UK's Foreign Secretary Boris Johnson comments anger the rulers of Saudi Arabia, forcing Downing Street to distance itself from his views

    Thursday, December 08, 2016   No comments


When the British government is forced to choose between factual truth and political imperatives, it chose politics


The UK's Foreign Secretary Boris Johnson stated a fact almost universally known by now. He pointed out that Saudi Arabia is fomenting sectarian war in the region. Saudi officials were angered by the comments and Saudi media accused British media of having an Iranian bias when reporting his comments.
Saudi rulers’ unhappiness with UK media is not specific to this particular instance. They are threatened by the rise in news stories portraying the Saudi military campaign in Yemen in a negative light. BBC had several programs that put the blame for the horrific conditions of children in Yemen on Saudi Arabia. Moreover, UK media in general is highlighting the hypocrisy of UK government, which criticizes Saudi War in Yemen, but keeps selling weapons that enable the rulers of the kingdom to conduct its destructive war in Yemen.
In its attempt to manage this crisis, especially that UK premiere was a guest during the GCC summit in Bahrain, Downing Street was forced to release a statement distancing itself from Johnson’s views.
Johnson’s comment is just one in many negative statements made by Western leaders, in the last two years, accusing Saudi Arabia of spreading an extremist interpretation of Islam

and supporting terrorist groups around the world.

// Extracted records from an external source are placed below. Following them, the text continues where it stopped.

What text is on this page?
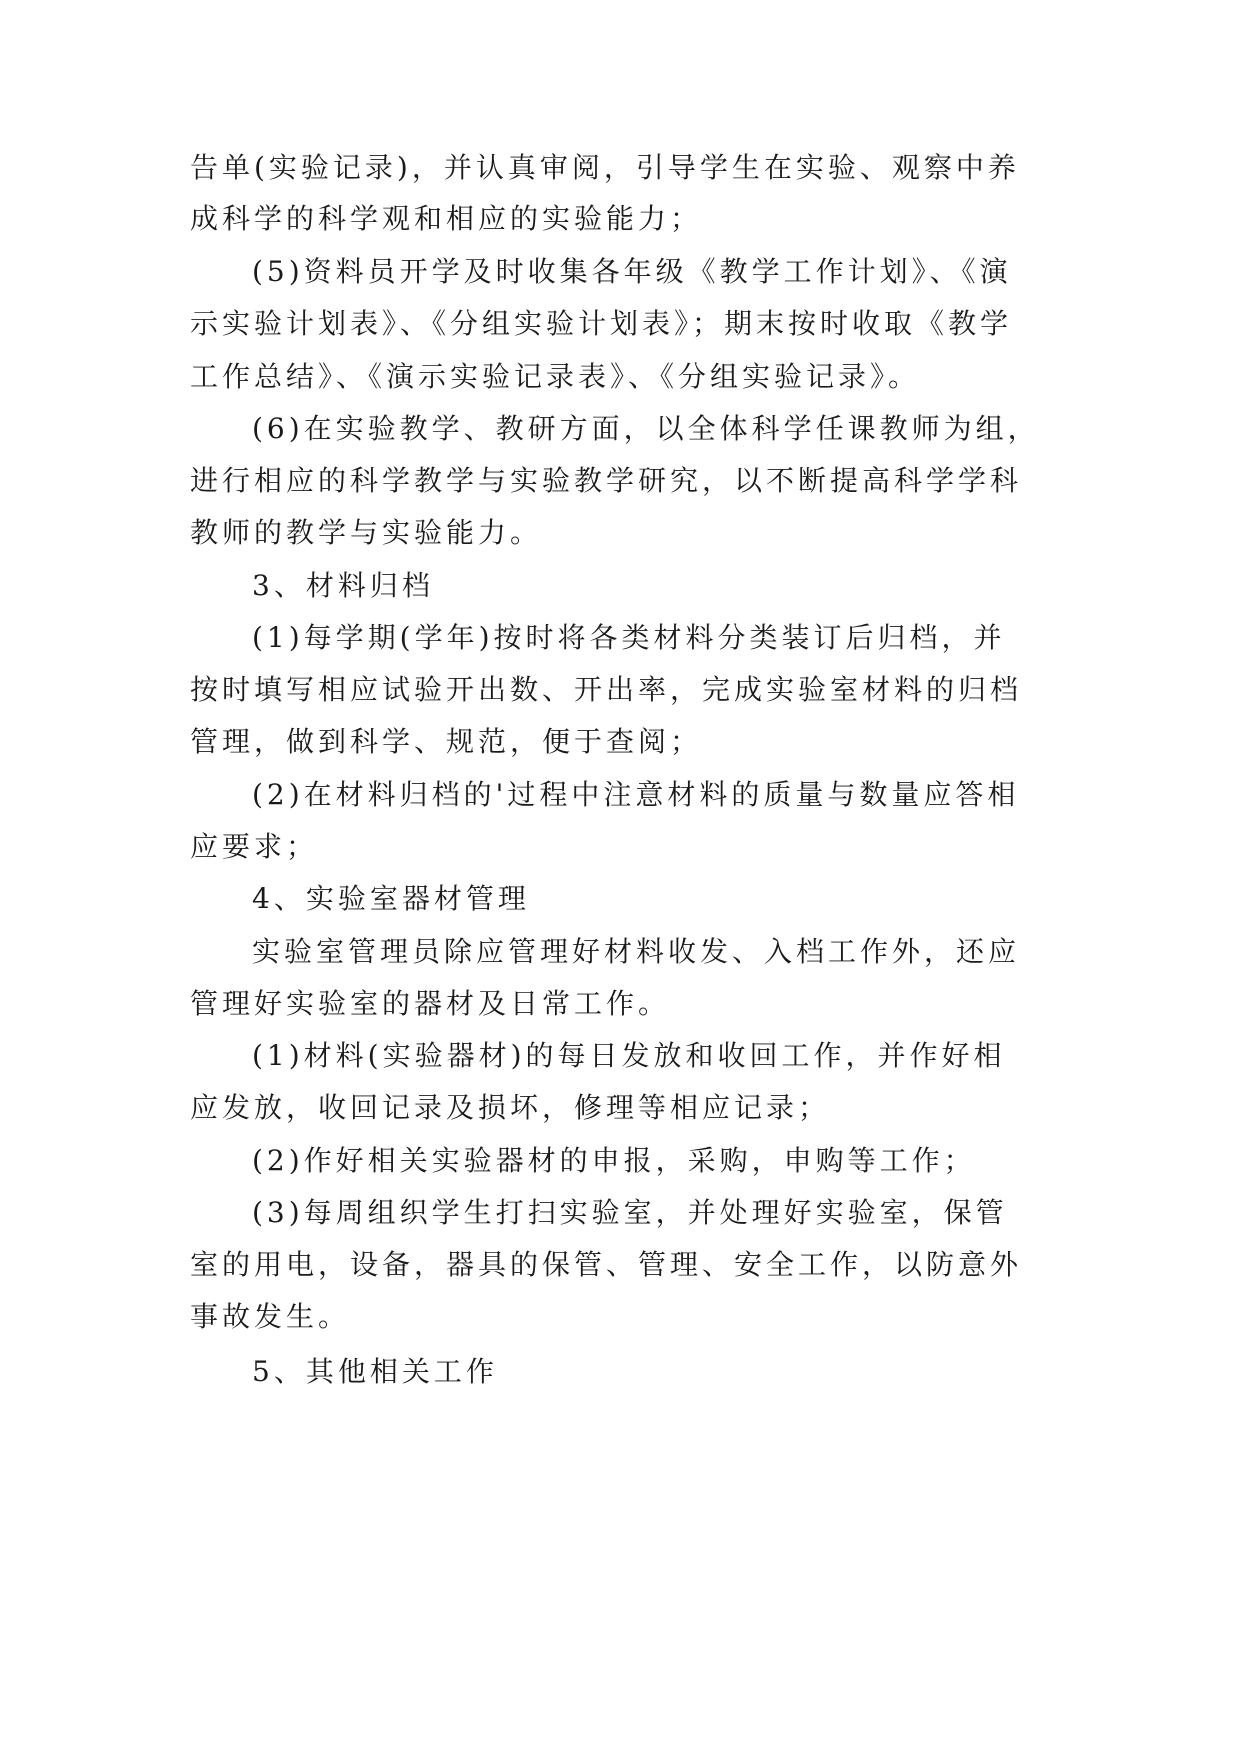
告单(实验记录)，并认真审阅，引导学生在实验、观察中养
成科学的科学观和相应的实验能力；
(5)资料员开学及时收集各年级《教学工作计划》、《演
示实验计划表》、《分组实验计划表》；期末按时收取《教学
工作总结》、《演示实验记录表》、《分组实验记录》。
(6)在实验教学、教研方面，以全体科学任课教师为组，
进行相应的科学教学与实验教学研究，以不断提高科学学科
教师的教学与实验能力。
3、材料归档
(1)每学期(学年)按时将各类材料分类装订后归档，并
按时填写相应试验开出数、开出率，完成实验室材料的归档
管理，做到科学、规范，便于查阅；
(2)在材料归档的'过程中注意材料的质量与数量应答相
应要求；
4、实验室器材管理
实验室管理员除应管理好材料收发、入档工作外，还应
管理好实验室的器材及日常工作。
(1)材料(实验器材)的每日发放和收回工作，并作好相
应发放，收回记录及损坏，修理等相应记录；
(2)作好相关实验器材的申报，采购，申购等工作；
(3)每周组织学生打扫实验室，并处理好实验室，保管
室的用电，设备，器具的保管、管理、安全工作，以防意外
事故发生。
5、其他相关工作
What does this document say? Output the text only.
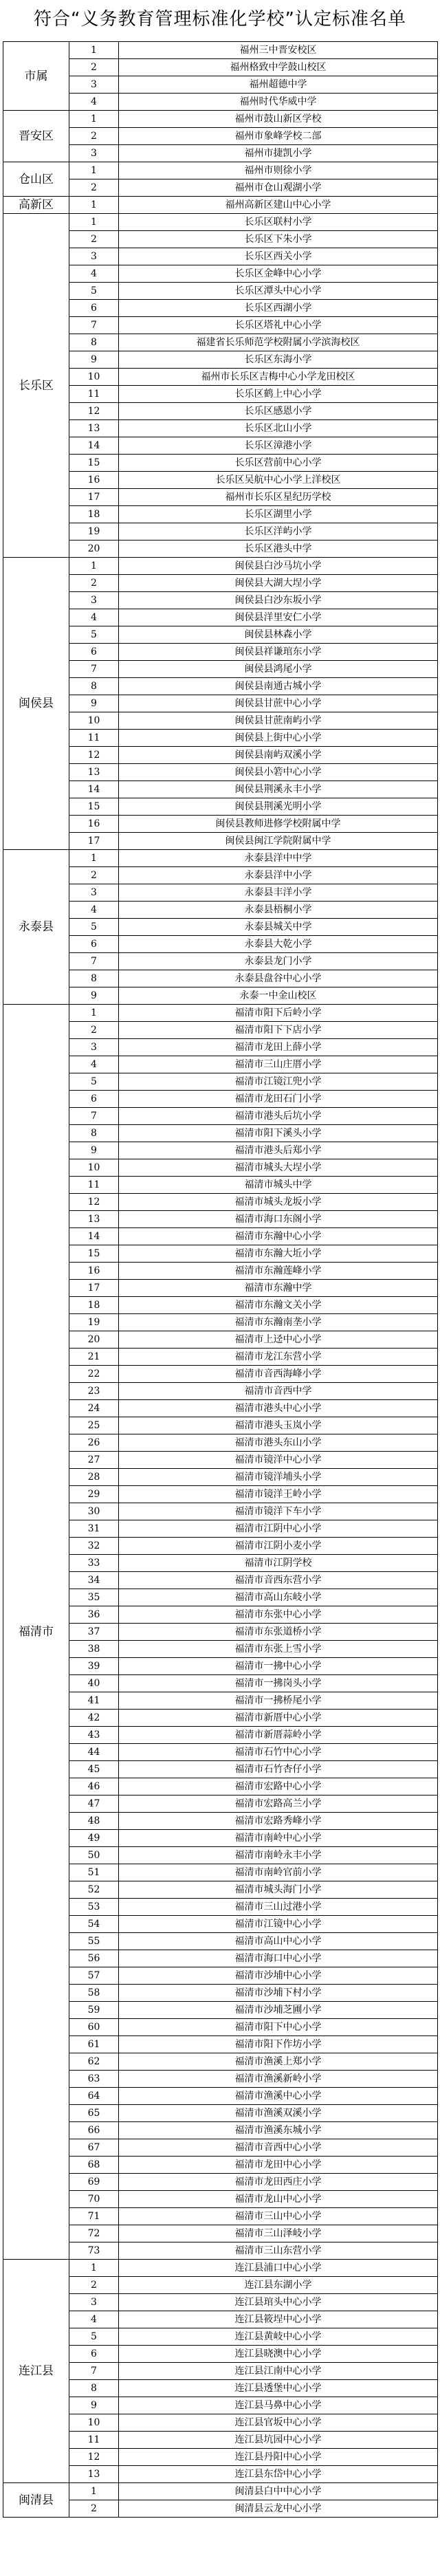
符合“义务教育管理标准化学校”认定标准名单
市属	1	福州三中晋安校区
	2	福州格致中学鼓山校区
	3	福州超德中学
	4	福州时代华威中学
晋安区	1	福州市鼓山新区学校
	2	福州市象峰学校二部
	3	福州市捷凯小学
仓山区	1	福州市则徐小学
	2	福州市仓山观湖小学
高新区	1	福州高新区建山中心小学
长乐区	1	长乐区联村小学
	2	长乐区下朱小学
	3	长乐区西关小学
	4	长乐区金峰中心小学
	5	长乐区潭头中心小学
	6	长乐区西湖小学
	7	长乐区塔礼中心小学
	8	福建省长乐师范学校附属小学滨海校区
	9	长乐区东海小学
	10	福州市长乐区吉梅中心小学龙田校区
	11	长乐区鹤上中心小学
	12	长乐区感恩小学
	13	长乐区北山小学
	14	长乐区漳港小学
	15	长乐区营前中心小学
	16	长乐区吴航中心小学上洋校区
	17	福州市长乐区星纪历学校
	18	长乐区湖里小学
	19	长乐区洋屿小学
	20	长乐区港头中学
闽侯县	1	闽侯县白沙马坑小学
	2	闽侯县大湖大埕小学
	3	闽侯县白沙东坂小学
	4	闽侯县洋里安仁小学
	5	闽侯县林森小学
	6	闽侯县祥谦琯东小学
	7	闽侯县鸿尾小学
	8	闽侯县南通古城小学
	9	闽侯县甘蔗中心小学
	10	闽侯县甘蔗南屿小学
	11	闽侯县上街中心小学
	12	闽侯县南屿双溪小学
	13	闽侯县小箬中心小学
	14	闽侯县荆溪永丰小学
	15	闽侯县荆溪光明小学
	16	闽侯县教师进修学校附属中学
	17	闽侯县闽江学院附属中学
永泰县	1	永泰县洋中中学
	2	永泰县洋中小学
	3	永泰县丰洋小学
	4	永泰县梧桐小学
	5	永泰县城关中学
	6	永泰县大乾小学
	7	永泰县龙门小学
	8	永泰县盘谷中心小学
	9	永泰一中金山校区
福清市	1	福清市阳下后岭小学
	2	福清市阳下下店小学
	3	福清市龙田上薛小学
	4	福清市三山庄厝小学
	5	福清市江镜江兜小学
	6	福清市龙田石门小学
	7	福清市港头后坑小学
	8	福清市阳下溪头小学
	9	福清市港头后郑小学
	10	福清市城头大埕小学
	11	福清市城头中学
	12	福清市城头龙坂小学
	13	福清市海口东阁小学
	14	福清市东瀚中心小学
	15	福清市东瀚大坵小学
	16	福清市东瀚莲峰小学
	17	福清市东瀚中学
	18	福清市东瀚文关小学
	19	福清市东瀚南垄小学
	20	福清市上迳中心小学
	21	福清市龙江东营小学
	22	福清市音西海峰小学
	23	福清市音西中学
	24	福清市港头中心小学
	25	福清市港头玉岚小学
	26	福清市港头东山小学
	27	福清市镜洋中心小学
	28	福清市镜洋埔头小学
	29	福清市镜洋王岭小学
	30	福清市镜洋下车小学
	31	福清市江阴中心小学
	32	福清市江阴小麦小学
	33	福清市江阴学校
	34	福清市音西东营小学
	35	福清市高山东岐小学
	36	福清市东张中心小学
	37	福清市东张道桥小学
	38	福清市东张上雪小学
	39	福清市一拂中心小学
	40	福清市一拂岗头小学
	41	福清市一拂桥尾小学
	42	福清市新厝中心小学
	43	福清市新厝蒜岭小学
	44	福清市石竹中心小学
	45	福清市石竹杏仔小学
	46	福清市宏路中心小学
	47	福清市宏路高兰小学
	48	福清市宏路秀峰小学
	49	福清市南岭中心小学
	50	福清市南岭永丰小学
	51	福清市南岭官前小学
	52	福清市城头海门小学
	53	福清市三山过港小学
	54	福清市江镜中心小学
	55	福清市高山中心小学
	56	福清市海口中心小学
	57	福清市沙埔中心小学
	58	福清市沙埔下村小学
	59	福清市沙埔芝圃小学
	60	福清市阳下中心小学
	61	福清市阳下作坊小学
	62	福清市渔溪上郑小学
	63	福清市渔溪新岭小学
	64	福清市渔溪中心小学
	65	福清市渔溪双溪小学
	66	福清市渔溪东城小学
	67	福清市音西中心小学
	68	福清市龙田中心小学
	69	福清市龙田西庄小学
	70	福清市龙山中心小学
	71	福清市三山中心小学
	72	福清市三山泽岐小学
	73	福清市三山东营小学
连江县	1	连江县浦口中心小学
	2	连江县东湖小学
	3	连江县琯头中心小学
	4	连江县筱埕中心小学
	5	连江县黄岐中心小学
	6	连江县晓澳中心小学
	7	连江县江南中心小学
	8	连江县透堡中心小学
	9	连江县马鼻中心小学
	10	连江县官坂中心小学
	11	连江县坑园中心小学
	12	连江县丹阳中心小学
	13	连江县东岱中心小学
闽清县	1	闽清县白中中心小学
	2	闽清县云龙中心小学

Outgoing U.S. president, Barack Obama made the case against Saudi Arabia in a 90-page long article summarizing his views in The Atlantic. Last summer, German intelligence officials also accused Saudi Arabia of building Islamic centers in the West that promote Wahhabism. The incoming U.S. administration will likely take a harsh stance against Saudi Arabian leaders as well.
In short the Saudi rulers must reform their political and religious institutions to be able to live in peace with their neighbors or risk crippling isolation.